Tower allows you to choose an inventory file from source control, rather than creating one from scratch. This function is the same as custom inventory scripts, except that the contents are obtained from source control instead of editing their contents browser. This means, the files are non-editable and as inventories are updated at the source, the inventories within the projects are also updated accordingly, including the
host_vars files or directory associated with them. SCM types can consume both inventory files and scripts, the overlap between inventory files and custom types in that both do scripts.
A custom dynamic inventory script stored in version control can be imported and run. This makes it much easier to make changes to an inventory script — rather than having to copy and paste one into Tower, it is pulled directly from source control and then executed. The script must be written to handle any credentials needed for doing its work and you are responsible for installing any Python libraries needed by the script (which is the same requirement for custom dynamic inventory scripts). And this applies to both user-defined inventory source scripts and SCM sources as they are both exposed to Ansible virtualenv requirements related to playbooks.
You can specify environment variables when you edit the SCM inventory source itself. For some scripts, this will be sufficient, however, this is not a secure way to store secret information that gives access to cloud providers or inventory.
The better way is to create a new credential type for the inventory script you are going to use. The credential type will need to specify all the necessary types of inputs. Then, when you create a credential of this type, the secrets will be stored in an encrypted form. If you apply that credential to the inventory source, the script will have access to those inputs like environment variables or files.
For more detail, refer to Credential types.
If the inventory source contains static content, it may be desirable to automatically update its content whenever the SHA-1 hash of its source project changes. This can be done by configuring the inventory source to Update on Project Update.
When this box is checked, the inventory source will not allow update-on-launch. Update-on-launch is important because some configurations require it. For example, when you set up a project that the inventory references to update in series before a Job Template runs, so that the inventory that the Job Template runs will have the updated form of that inventory. However, there are two other alternative ways to accomplish this:
You can make a job template that uses a project as well as an inventory that updates from that same project. In this case, you can set the project to
update_on_launch, in which case it will trigger an inventory update, if needed.
If you must use a different project for the playbook than for the inventory source, then you can still place the project in a workflow and then have a job template run on success of the project update.
This is guaranteed to have the inventory update “on time” (meaning that the inventory changes are complete before the job template is launched), because the project does not transition to the completed state until the inventory update is finished.
A failed inventory update does not mark the project as failed. Also, not every project update will trigger a corresponding inventory update. If the project revision has not changed and the inventory has not been edited, the inventory update will not execute.

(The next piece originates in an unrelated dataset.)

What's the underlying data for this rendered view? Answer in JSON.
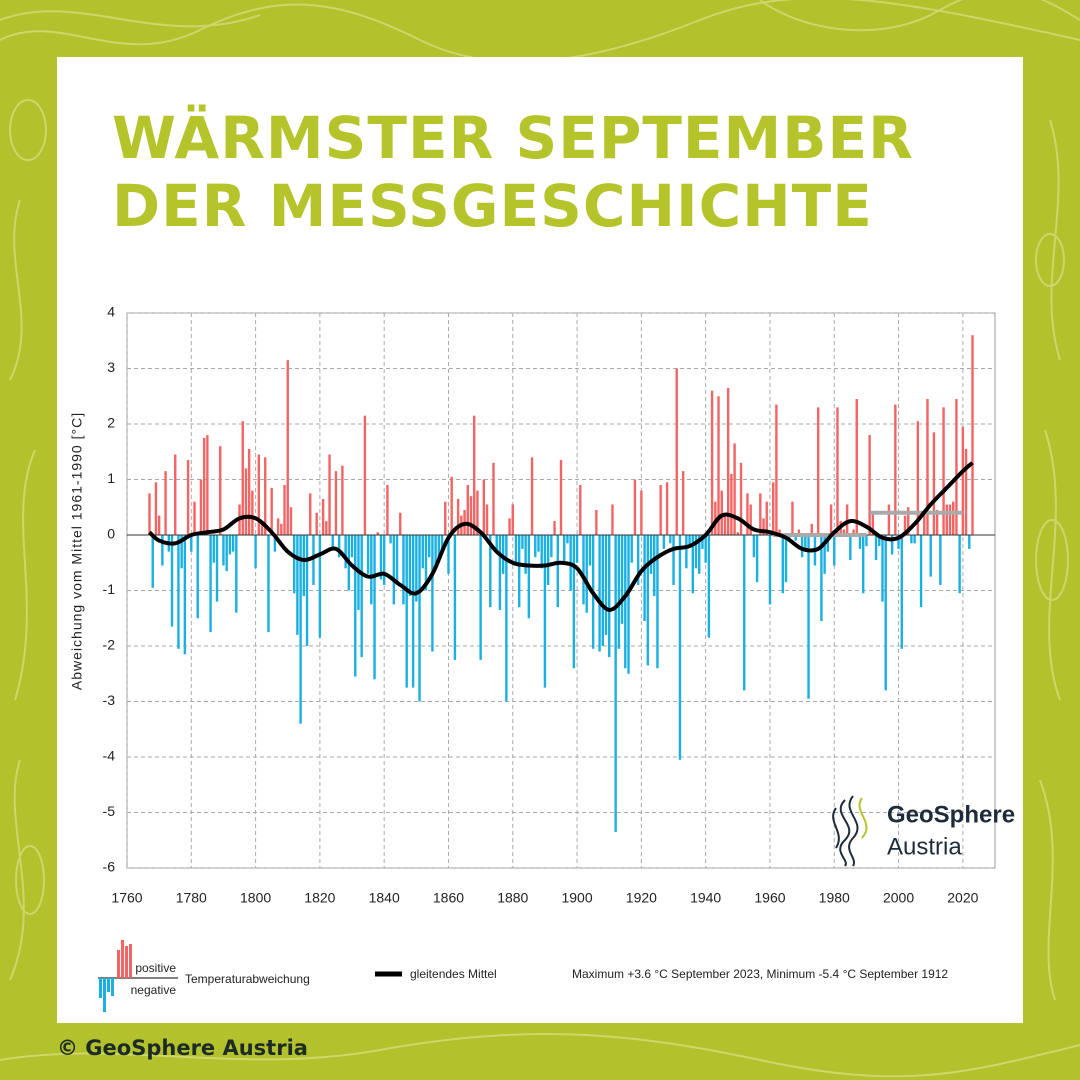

Also, projects are not blocked from updating while a related job is running. In cases where you have a big project (around 10 GB), disk space on
/tmp may be an issue.
The source fields used are:
source_project: project to use
source_path: relative path inside the project indicating a directory or a file. If left blank, “” is still a relative path indicating the root directory of the project
source_vars: if set on a “file” type inventory source then they will be passed to the environment vars when running
An update of the project automatically triggers an inventory update where it is used. An update of the project is scheduled immediately after creation of the inventory source. Neither inventory nor project updates are blocked while a related job is running. In cases where you have a big project (around 10 GB), disk space on
/tmp may be an issue.
You can specify a location manually in the Tower User Interface from the Create Inventory Source page. Refer to the Inventories section of the Ansible Tower User Guide for instructions on creating an inventory source.
This listing should be refreshed to latest SCM info on a project update. If no inventory sources use a project as an SCM inventory source, then the inventory listing may not be refreshed on update.
For inventories with SCM sources, the Job Details page for inventory updates show a status indicator for the project update as well as the name of the project. The status indicator links to the project update job. The project name links to the project.
An inventory update can be performed while a related job is running.
Ansible Tower uses the
ansible-inventory module from Ansible to process inventory files, and supports all valid inventory syntax that Tower requires.